Mr Annesley said the fact that the majority of the health institutions in the area were 24-hour facilities meant longer hours on expensive generators.
“We are aware of the situation Zesa and other businesses are facing, but the sad reality is that essential services are not being given priority and they inevitably face collapse,” said Mr Annesley.
“Consequently, the medical community and the 24-hour medical facilities based in Belgravia are imploring Zesa to reconsider the load-shedding regime affecting the area.”
Mr Annesley said most of the machines used by the medical facilities in the area were state-of-the-art and difficult to replace in the event they were damaged by limited power.

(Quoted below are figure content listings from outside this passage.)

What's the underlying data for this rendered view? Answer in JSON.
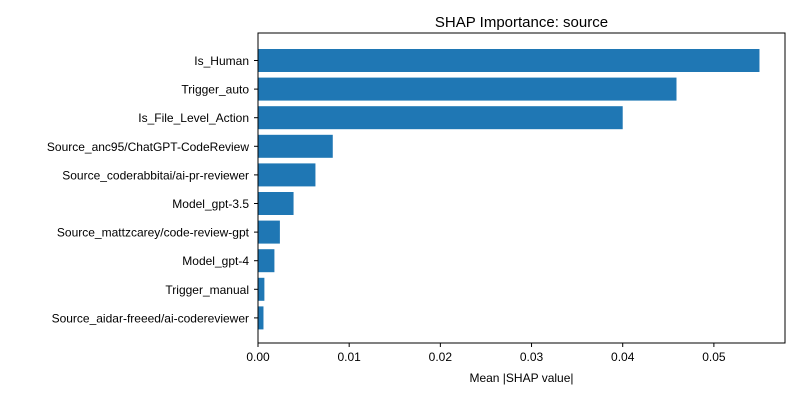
{
  "chart_data": {
    "type": "bar",
    "orientation": "horizontal",
    "title": "SHAP Importance: source",
    "xlabel": "Mean |SHAP value|",
    "ylabel": "",
    "xlim": [
      0,
      0.0578
    ],
    "xticks": [
      0.0,
      0.01,
      0.02,
      0.03,
      0.04,
      0.05
    ],
    "xtick_labels": [
      "0.00",
      "0.01",
      "0.02",
      "0.03",
      "0.04",
      "0.05"
    ],
    "grid": false,
    "bar_color": "#1f77b4",
    "categories": [
      "Is_Human",
      "Trigger_auto",
      "Is_File_Level_Action",
      "Source_anc95/ChatGPT-CodeReview",
      "Source_coderabbitai/ai-pr-reviewer",
      "Model_gpt-3.5",
      "Source_mattzcarey/code-review-gpt",
      "Model_gpt-4",
      "Trigger_manual",
      "Source_aidar-freeed/ai-codereviewer"
    ],
    "values": [
      0.055,
      0.0459,
      0.04,
      0.0082,
      0.0063,
      0.0039,
      0.0024,
      0.0018,
      0.0007,
      0.0006
    ]
  }
}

He said in the case of generators, the machines were big and thus required large generators that consumed more fuel.
“The generators should only be for emergencies in the case of a power fault,” said Mr Annesley. “But they have become the primary source of power, which is not tenable.
“We appeal to the relevant authorities to help keep these laboratories and health institutions running, otherwise we are bound to see a further reduction in healthcare standards.”
Zesa recently embarked on a punishing load-shedding schedule throughout the country, citing falling water levels in Kariba Dam where some of the electricity is generated.